83 Cast: Kate Winslet, Matthias Schoenaerts, Alan Rickman, Helen McCrory, Stanley Tucci

Director: Alan Rickman

Rating: R, for some sexuality and brief nudity

Running time: 117 minutes

To keep up with his majesty's ambitions, which are as lofty as they are vague, renowned royal gardener Andre Le Notre (Matthias Schoenaerts) engages the commoner Sabine De Barra (Kate Winslet), a widowed landscape architect, to create an outdoor ballroom complete with a fancy waterwork. Andre, aware that anything less than perfection might disturb the king and have serious repercussions, asks her whether she believes in "order." Her response, that she believes "a little chaos" ought to be introduced into the design, is interesting.

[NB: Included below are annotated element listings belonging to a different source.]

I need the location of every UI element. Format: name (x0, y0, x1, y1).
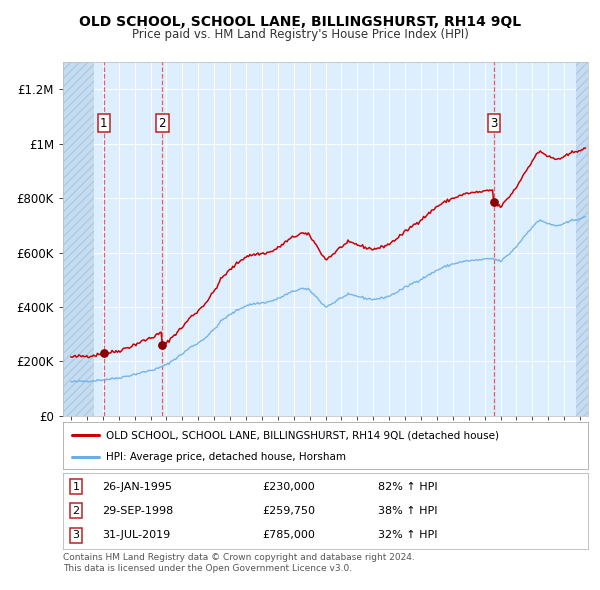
Text: 2: 2 (73, 506, 80, 516)
Text: OLD SCHOOL, SCHOOL LANE, BILLINGSHURST, RH14 9QL (detached house): OLD SCHOOL, SCHOOL LANE, BILLINGSHURST, … (106, 430, 499, 440)
Text: 31-JUL-2019: 31-JUL-2019 (103, 530, 170, 540)
Text: £259,750: £259,750 (263, 506, 316, 516)
Bar (63, 62, 94, 416)
Text: 82% ↑ HPI: 82% ↑ HPI (378, 482, 437, 492)
Text: 38% ↑ HPI: 38% ↑ HPI (378, 506, 437, 516)
Text: 1: 1 (100, 117, 107, 130)
Text: 32% ↑ HPI: 32% ↑ HPI (378, 530, 437, 540)
Point (99, 349, 109, 358)
Text: 2: 2 (158, 117, 166, 130)
Text: £785,000: £785,000 (263, 530, 316, 540)
Text: 29-SEP-1998: 29-SEP-1998 (103, 506, 173, 516)
Text: 3: 3 (490, 117, 497, 130)
Point (158, 340, 167, 350)
Text: OLD SCHOOL, SCHOOL LANE, BILLINGSHURST, RH14 9QL: OLD SCHOOL, SCHOOL LANE, BILLINGSHURST, … (79, 15, 521, 29)
Text: Price paid vs. HM Land Registry's House Price Index (HPI): Price paid vs. HM Land Registry's House … (131, 28, 469, 41)
Text: Contains HM Land Registry data © Crown copyright and database right 2024.
This d: Contains HM Land Registry data © Crown c… (63, 553, 415, 573)
Point (489, 198, 499, 207)
Text: 1: 1 (73, 482, 80, 492)
Text: 3: 3 (73, 530, 80, 540)
Text: 26-JAN-1995: 26-JAN-1995 (103, 482, 172, 492)
Text: £230,000: £230,000 (263, 482, 315, 492)
Bar (576, 62, 588, 416)
Text: HPI: Average price, detached house, Horsham: HPI: Average price, detached house, Hors… (106, 453, 346, 462)
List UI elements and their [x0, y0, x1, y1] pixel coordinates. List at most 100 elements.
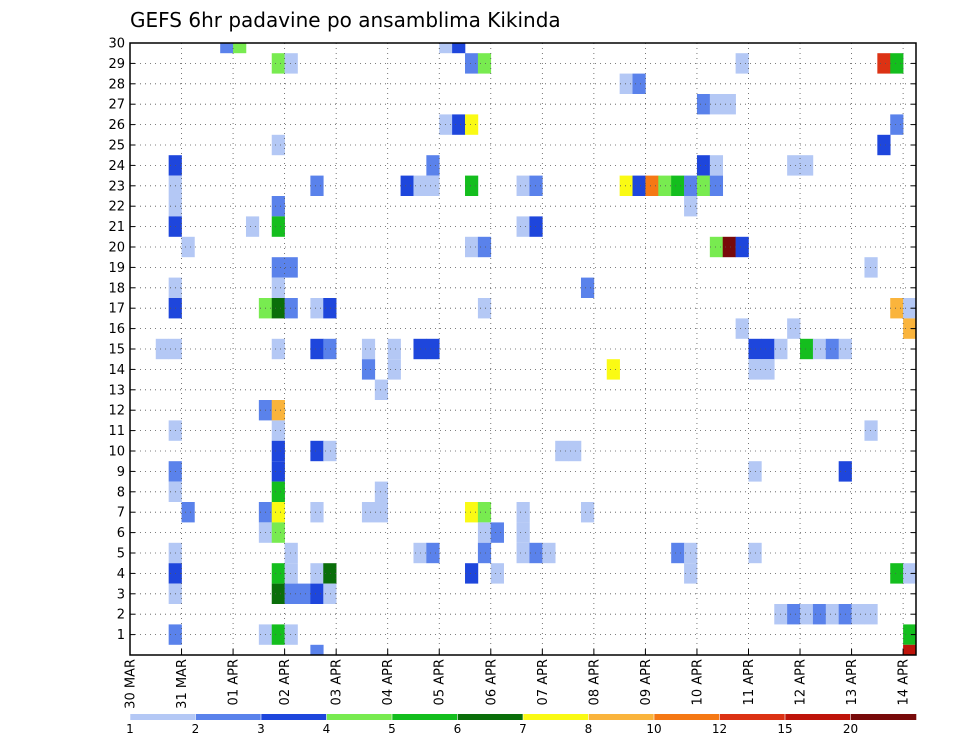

So it's odd that A Little Chaos seems so rigidly corseted in its style and convention. There really isn't much attention paid to aesthetic questions about the tension between Apollonian and Dionysian elements in classical design or whatever. We understand that Sabine is a rebel who dares to derange Andre's careful design. At first he takes exception to her defiance, but it isn't long before he comes around, though the lack of chemistry between Winslet and Schoenaerts makes the machinations of Le Norte's jealous wife Francoise (Helen McCrory) -- a social climber who betrays her husband for sport -- seem like an overreaction.

It's not a terrible period romance, just an ordinary one. It's all very pretty, with some startling images of the mucky natural world as well as the king's geometrically tamed gardens. Still, it squanders the talents of its key players. (And Stanley Tucci, who shows up briefly as foppish Duke of Orleans.) An early scene in which Sabine mistakes the king -- who has ventured out without his wig -- for a gardener is played with tender, melancholy humor. Rickman the director would have been wise to give Louis a little more screen time.

Winslet comes off all right, but you have to feel for Schoenaerts, a Belgian who is superb as inarticulate meatheads in Bullhead and Rust and Bone and surprisingly charming as the kind and lovesick Gabriel Oak in Far From the Madding Crowd. Here he is required to play a 17th-century Frenchman with the sort of aristocratic British accent that has become de rigeur for a certain kind of upscale costume drama. It feels like he's trying to act through a layer of plastic wrap.

Finally, it probably ought to be noted that while the king and Andre are historical figures, Sabine is an invention -- a thoroughly modern, natural model with light makeup sent back in time to shame all those artificially painted up ladies at court.